Dealing with Piranha infested rivers of data

Data is the piranha-infested river for successful marketing automation initiatives and this includes those that have things like ABM [1] in mind. Customer account data is messy at the best of times and requires both Marketing Automation and customer data knowledge, both of which are hard to find in a single resource or team.

Forrester’s research of “The US Marketing Technology And Services Outlook, 2017 To 2022” from 2017 suggested that US marketers would increase their investment in marketing technology by 27% reaching $122 billion spent on marketing tech by 2022, so we were all cautioned to not expect the pain and suffering of getting solutions in place, to let-up any time soon. Revenue in the IT Services market alone is projected to reach US$440.20bn in 2023 in the US according to Statista.

Online media spending in the US totaled $277.3 billion in 2022, up 13.5% from 2021, according to data from Winterberry Group (membership required).

The growth is below the 16.6% year-over-year growth predicted for 2022, indicating a deceleration in digital media spend, but online marketing spending accounted for over half (57.7%) of the $480.8 billion in total. In 2023, online marketing spending is forecast to grow by 10.8%, with market share predicted to rise to 60.3% of the total $509.2b expected to be spent.
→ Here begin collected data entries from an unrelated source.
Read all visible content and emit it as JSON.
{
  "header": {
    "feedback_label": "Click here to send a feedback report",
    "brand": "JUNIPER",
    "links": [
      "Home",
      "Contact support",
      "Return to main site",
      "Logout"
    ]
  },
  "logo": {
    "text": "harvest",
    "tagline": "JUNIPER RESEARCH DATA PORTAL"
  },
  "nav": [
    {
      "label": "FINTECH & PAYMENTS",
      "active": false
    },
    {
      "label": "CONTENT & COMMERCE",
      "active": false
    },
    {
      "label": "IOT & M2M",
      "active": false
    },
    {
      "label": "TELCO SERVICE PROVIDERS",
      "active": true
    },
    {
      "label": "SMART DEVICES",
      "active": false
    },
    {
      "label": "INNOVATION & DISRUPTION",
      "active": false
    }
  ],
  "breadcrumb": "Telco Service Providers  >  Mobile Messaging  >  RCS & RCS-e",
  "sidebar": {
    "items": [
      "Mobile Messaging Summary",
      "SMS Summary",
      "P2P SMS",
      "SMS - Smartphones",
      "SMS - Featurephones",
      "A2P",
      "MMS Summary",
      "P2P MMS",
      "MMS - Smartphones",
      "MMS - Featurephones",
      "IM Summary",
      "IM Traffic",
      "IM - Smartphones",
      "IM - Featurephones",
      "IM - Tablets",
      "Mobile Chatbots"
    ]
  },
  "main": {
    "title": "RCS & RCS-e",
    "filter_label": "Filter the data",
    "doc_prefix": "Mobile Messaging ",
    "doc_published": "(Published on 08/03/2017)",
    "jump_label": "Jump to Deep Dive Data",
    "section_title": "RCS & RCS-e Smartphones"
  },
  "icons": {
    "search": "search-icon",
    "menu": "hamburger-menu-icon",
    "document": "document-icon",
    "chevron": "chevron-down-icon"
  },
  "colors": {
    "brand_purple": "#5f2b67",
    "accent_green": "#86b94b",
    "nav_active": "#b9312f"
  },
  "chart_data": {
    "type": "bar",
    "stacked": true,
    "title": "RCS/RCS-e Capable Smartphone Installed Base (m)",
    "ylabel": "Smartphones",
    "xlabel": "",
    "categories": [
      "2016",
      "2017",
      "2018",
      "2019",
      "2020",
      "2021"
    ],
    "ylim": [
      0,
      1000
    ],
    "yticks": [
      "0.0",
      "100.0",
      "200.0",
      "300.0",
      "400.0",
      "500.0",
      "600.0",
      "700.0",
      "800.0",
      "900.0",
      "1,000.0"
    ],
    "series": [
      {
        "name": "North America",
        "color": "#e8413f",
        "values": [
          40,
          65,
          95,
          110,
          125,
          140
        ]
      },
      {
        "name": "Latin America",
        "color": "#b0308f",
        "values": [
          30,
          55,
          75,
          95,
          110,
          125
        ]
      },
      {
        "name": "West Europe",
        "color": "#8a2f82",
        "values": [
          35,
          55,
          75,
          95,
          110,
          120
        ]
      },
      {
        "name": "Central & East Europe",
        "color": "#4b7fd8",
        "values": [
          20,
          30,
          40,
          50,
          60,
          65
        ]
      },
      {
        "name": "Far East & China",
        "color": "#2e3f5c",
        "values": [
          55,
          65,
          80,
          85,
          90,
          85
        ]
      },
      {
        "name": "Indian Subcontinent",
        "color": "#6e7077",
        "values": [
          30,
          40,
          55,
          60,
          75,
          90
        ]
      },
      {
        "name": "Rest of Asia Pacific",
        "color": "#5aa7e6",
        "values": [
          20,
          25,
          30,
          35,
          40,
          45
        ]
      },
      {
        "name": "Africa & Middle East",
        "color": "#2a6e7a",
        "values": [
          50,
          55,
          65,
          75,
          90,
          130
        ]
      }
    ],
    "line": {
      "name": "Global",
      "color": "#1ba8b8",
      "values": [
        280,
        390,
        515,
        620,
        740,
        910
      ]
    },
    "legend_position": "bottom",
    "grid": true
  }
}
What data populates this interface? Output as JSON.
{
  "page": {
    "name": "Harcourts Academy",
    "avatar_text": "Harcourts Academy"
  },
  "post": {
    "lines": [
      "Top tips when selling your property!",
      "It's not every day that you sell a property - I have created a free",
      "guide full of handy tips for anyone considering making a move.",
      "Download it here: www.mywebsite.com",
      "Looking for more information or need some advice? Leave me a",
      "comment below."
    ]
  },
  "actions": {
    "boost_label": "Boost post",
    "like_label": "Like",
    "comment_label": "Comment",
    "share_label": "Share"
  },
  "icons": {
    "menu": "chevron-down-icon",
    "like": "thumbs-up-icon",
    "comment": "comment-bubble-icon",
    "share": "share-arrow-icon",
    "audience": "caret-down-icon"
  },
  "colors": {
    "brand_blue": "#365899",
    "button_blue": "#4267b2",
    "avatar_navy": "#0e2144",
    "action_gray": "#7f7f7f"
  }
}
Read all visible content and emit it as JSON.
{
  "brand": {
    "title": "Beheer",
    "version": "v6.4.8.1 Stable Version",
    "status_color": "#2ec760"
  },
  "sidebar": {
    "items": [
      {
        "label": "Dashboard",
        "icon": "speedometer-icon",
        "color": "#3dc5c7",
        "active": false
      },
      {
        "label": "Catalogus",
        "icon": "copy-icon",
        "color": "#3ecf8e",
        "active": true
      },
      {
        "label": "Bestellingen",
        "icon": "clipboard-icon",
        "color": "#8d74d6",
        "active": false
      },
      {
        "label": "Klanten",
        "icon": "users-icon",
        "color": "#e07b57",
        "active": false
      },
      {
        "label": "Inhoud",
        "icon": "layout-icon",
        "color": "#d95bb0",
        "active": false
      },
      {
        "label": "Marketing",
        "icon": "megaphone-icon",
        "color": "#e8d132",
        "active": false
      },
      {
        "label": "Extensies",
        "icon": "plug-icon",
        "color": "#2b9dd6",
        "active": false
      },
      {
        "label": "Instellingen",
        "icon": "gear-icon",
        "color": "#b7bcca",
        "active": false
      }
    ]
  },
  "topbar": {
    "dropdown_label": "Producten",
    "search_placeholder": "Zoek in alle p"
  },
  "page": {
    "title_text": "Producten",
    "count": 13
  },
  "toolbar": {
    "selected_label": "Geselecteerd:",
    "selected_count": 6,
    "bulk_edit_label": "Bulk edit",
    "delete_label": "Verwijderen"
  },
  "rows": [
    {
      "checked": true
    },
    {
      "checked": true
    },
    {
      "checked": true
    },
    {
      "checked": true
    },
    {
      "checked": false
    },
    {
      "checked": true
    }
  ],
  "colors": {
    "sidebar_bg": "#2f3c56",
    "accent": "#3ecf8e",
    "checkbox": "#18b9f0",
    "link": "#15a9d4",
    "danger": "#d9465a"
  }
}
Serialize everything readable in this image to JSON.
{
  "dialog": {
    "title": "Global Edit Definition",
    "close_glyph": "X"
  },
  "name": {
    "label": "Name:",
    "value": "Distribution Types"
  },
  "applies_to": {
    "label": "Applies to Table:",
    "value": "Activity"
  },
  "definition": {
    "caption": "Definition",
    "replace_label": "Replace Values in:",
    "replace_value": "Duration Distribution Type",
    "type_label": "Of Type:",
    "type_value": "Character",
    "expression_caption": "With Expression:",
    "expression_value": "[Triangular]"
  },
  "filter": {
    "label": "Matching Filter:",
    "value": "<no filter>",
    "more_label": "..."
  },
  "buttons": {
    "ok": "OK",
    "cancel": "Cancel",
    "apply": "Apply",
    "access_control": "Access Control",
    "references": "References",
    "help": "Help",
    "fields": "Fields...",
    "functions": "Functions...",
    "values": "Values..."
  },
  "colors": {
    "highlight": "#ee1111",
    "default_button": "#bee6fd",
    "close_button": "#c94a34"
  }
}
The data problem has existed for as long as people have been collecting it and has become even more acute since the use of CRM became more commonplace. The promise of CRM like that of ERP is to hold all your data in an integrated and unified way so that marketing, sales, logistics, and accounting all have the same unified view. That single source of truth was hard to achieve in the first place and for many companies is still not really the way their data management approaches work.

With a large enterprise, there may be multiple systems of record, CRM, ERP, CDP, and then potentially multiples of each of those. Collecting customer data has created a mess of overlap and duplication because these platforms weren’t designed to function across multiple organizations or business units in some cases! Logistics for example probably don’t need access to the CDP.

Sales and marketing, customer service, support, warranties, assets, accounting, and others all have their own distinctive and siloed unique way of adding data into isolated systems, which complicates things even further. Combine that with the fact that many systems of a record actually source their data from a mess of data sources and sourcing channels with manual and automated connectivity, and you have a world that is inherently predisposed to data quality issues.

In reality, organizations need and want some central repository of critical customer data that they can consider as the entrenched source of truth so that they can galvanize all their other knowledge and insight around that single customer record. This in turn will help them provide an optimized experience and service levels to customers which in turn helps with retention and upsell.

What we have in the current CRM, ERP, and CDP offerings, is fractured and fragmented solutions which are mostly very good at solving the problems that were designed to solve but which don’t answer the other challenge of organizations, what are the key characteristics of my customer and is all the information that I have unified, proper and correct?

Only a customer master data management system can provide the essential data hub that can firewall, gate-keep, and appropriately distribute an authenticated and complete identity for the customer.

We believe the Pretectum CMDM is the ideal customer master data management solution for all shapes of business in all industries. Whether you have 1 system or 100 systems, Pretectum’s CMDM can support and speak to all of them. Whether you have 100 customers or millions, the Pretectum CMDM will help you curate them all and better still, provide them with their own self-service curation options that ensure you have the latest and best information.

With ABM, marketing resources are dedicated to a specific set of target accounts and the contacts within them. This highly targeted account-based strategy requires marketing and sales teams to align to deliver an on-point consistent and coherent message to the right person in a given account.